Australia will hold a general election on May 21, triggering a campaign expected to be fought over cost-of-living pressures, climate change and questions of trust and competence of the major parties.
Scott Morrison, the prime minister, played up economic uncertainties and security threats in announcing the election, saying this was not the time to hand the reins to an untested opposition Labor leader, Anthony Albanese.
“Only by voting for the Liberals and Nationals at this election on May 21 can you ensure a strong economy for a stronger future,” Morrison told reporters in the capital Canberra.
Morrison earlier visited the country’s governor-general. David Hurley, a former army general, represents Queen Elizabeth II as the Australian monarch and his authorisation was constitutionally necessary to dissolve parliament and order an election.
Term limits meant the poll had to held before the end of May and Morrison’s centre-right coalition is trailing the opposition Labor party in opinion polls after nine years in power.
But he similarly lagged behind before the previous election in May 2019, when he pulled off a win.

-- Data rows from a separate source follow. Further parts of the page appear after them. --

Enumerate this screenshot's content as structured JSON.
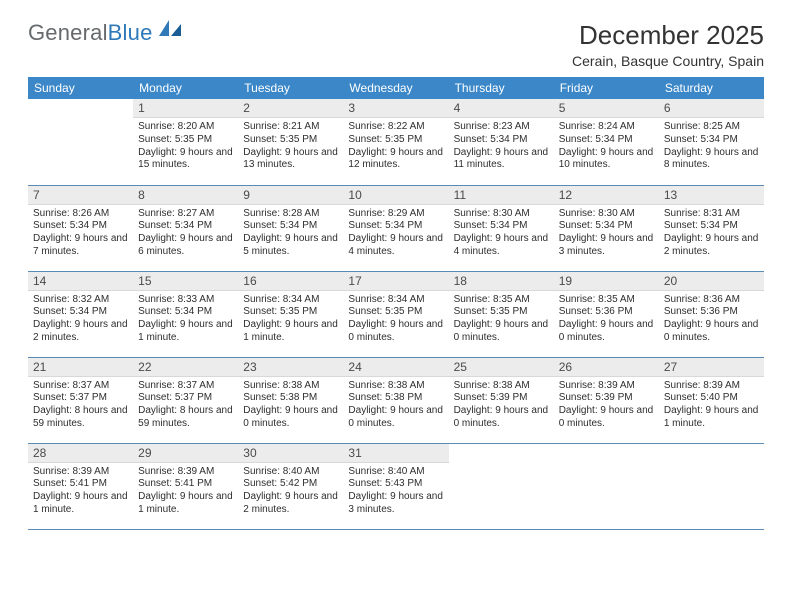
{
  "brand": {
    "part1": "General",
    "part2": "Blue"
  },
  "colors": {
    "header_bg": "#3b87c8",
    "header_text": "#ffffff",
    "daynum_bg": "#ececec",
    "row_border": "#5a8bb5",
    "logo_gray": "#666a6d",
    "logo_blue": "#2f79b9"
  },
  "title": "December 2025",
  "location": "Cerain, Basque Country, Spain",
  "days_of_week": [
    "Sunday",
    "Monday",
    "Tuesday",
    "Wednesday",
    "Thursday",
    "Friday",
    "Saturday"
  ],
  "cells": [
    {
      "n": "",
      "t": ""
    },
    {
      "n": "1",
      "t": "Sunrise: 8:20 AM\nSunset: 5:35 PM\nDaylight: 9 hours and 15 minutes."
    },
    {
      "n": "2",
      "t": "Sunrise: 8:21 AM\nSunset: 5:35 PM\nDaylight: 9 hours and 13 minutes."
    },
    {
      "n": "3",
      "t": "Sunrise: 8:22 AM\nSunset: 5:35 PM\nDaylight: 9 hours and 12 minutes."
    },
    {
      "n": "4",
      "t": "Sunrise: 8:23 AM\nSunset: 5:34 PM\nDaylight: 9 hours and 11 minutes."
    },
    {
      "n": "5",
      "t": "Sunrise: 8:24 AM\nSunset: 5:34 PM\nDaylight: 9 hours and 10 minutes."
    },
    {
      "n": "6",
      "t": "Sunrise: 8:25 AM\nSunset: 5:34 PM\nDaylight: 9 hours and 8 minutes."
    },
    {
      "n": "7",
      "t": "Sunrise: 8:26 AM\nSunset: 5:34 PM\nDaylight: 9 hours and 7 minutes."
    },
    {
      "n": "8",
      "t": "Sunrise: 8:27 AM\nSunset: 5:34 PM\nDaylight: 9 hours and 6 minutes."
    },
    {
      "n": "9",
      "t": "Sunrise: 8:28 AM\nSunset: 5:34 PM\nDaylight: 9 hours and 5 minutes."
    },
    {
      "n": "10",
      "t": "Sunrise: 8:29 AM\nSunset: 5:34 PM\nDaylight: 9 hours and 4 minutes."
    },
    {
      "n": "11",
      "t": "Sunrise: 8:30 AM\nSunset: 5:34 PM\nDaylight: 9 hours and 4 minutes."
    },
    {
      "n": "12",
      "t": "Sunrise: 8:30 AM\nSunset: 5:34 PM\nDaylight: 9 hours and 3 minutes."
    },
    {
      "n": "13",
      "t": "Sunrise: 8:31 AM\nSunset: 5:34 PM\nDaylight: 9 hours and 2 minutes."
    },
    {
      "n": "14",
      "t": "Sunrise: 8:32 AM\nSunset: 5:34 PM\nDaylight: 9 hours and 2 minutes."
    },
    {
      "n": "15",
      "t": "Sunrise: 8:33 AM\nSunset: 5:34 PM\nDaylight: 9 hours and 1 minute."
    },
    {
      "n": "16",
      "t": "Sunrise: 8:34 AM\nSunset: 5:35 PM\nDaylight: 9 hours and 1 minute."
    },
    {
      "n": "17",
      "t": "Sunrise: 8:34 AM\nSunset: 5:35 PM\nDaylight: 9 hours and 0 minutes."
    },
    {
      "n": "18",
      "t": "Sunrise: 8:35 AM\nSunset: 5:35 PM\nDaylight: 9 hours and 0 minutes."
    },
    {
      "n": "19",
      "t": "Sunrise: 8:35 AM\nSunset: 5:36 PM\nDaylight: 9 hours and 0 minutes."
    },
    {
      "n": "20",
      "t": "Sunrise: 8:36 AM\nSunset: 5:36 PM\nDaylight: 9 hours and 0 minutes."
    },
    {
      "n": "21",
      "t": "Sunrise: 8:37 AM\nSunset: 5:37 PM\nDaylight: 8 hours and 59 minutes."
    },
    {
      "n": "22",
      "t": "Sunrise: 8:37 AM\nSunset: 5:37 PM\nDaylight: 8 hours and 59 minutes."
    },
    {
      "n": "23",
      "t": "Sunrise: 8:38 AM\nSunset: 5:38 PM\nDaylight: 9 hours and 0 minutes."
    },
    {
      "n": "24",
      "t": "Sunrise: 8:38 AM\nSunset: 5:38 PM\nDaylight: 9 hours and 0 minutes."
    },
    {
      "n": "25",
      "t": "Sunrise: 8:38 AM\nSunset: 5:39 PM\nDaylight: 9 hours and 0 minutes."
    },
    {
      "n": "26",
      "t": "Sunrise: 8:39 AM\nSunset: 5:39 PM\nDaylight: 9 hours and 0 minutes."
    },
    {
      "n": "27",
      "t": "Sunrise: 8:39 AM\nSunset: 5:40 PM\nDaylight: 9 hours and 1 minute."
    },
    {
      "n": "28",
      "t": "Sunrise: 8:39 AM\nSunset: 5:41 PM\nDaylight: 9 hours and 1 minute."
    },
    {
      "n": "29",
      "t": "Sunrise: 8:39 AM\nSunset: 5:41 PM\nDaylight: 9 hours and 1 minute."
    },
    {
      "n": "30",
      "t": "Sunrise: 8:40 AM\nSunset: 5:42 PM\nDaylight: 9 hours and 2 minutes."
    },
    {
      "n": "31",
      "t": "Sunrise: 8:40 AM\nSunset: 5:43 PM\nDaylight: 9 hours and 3 minutes."
    },
    {
      "n": "",
      "t": ""
    },
    {
      "n": "",
      "t": ""
    },
    {
      "n": "",
      "t": ""
    }
  ]
}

Morrison said despite the wide range of challenges Australians have faced since the last election three years ago – including fires, floods, and the Covid-19 pandemic – the country has held up much better than others.
“But I know our country continues to face very real challenges and many families are doing it tough,” he said.
He said Labor would weaken the country’s economy with higher taxes and deficits. “Now is not the time to risk it,” Morrison said.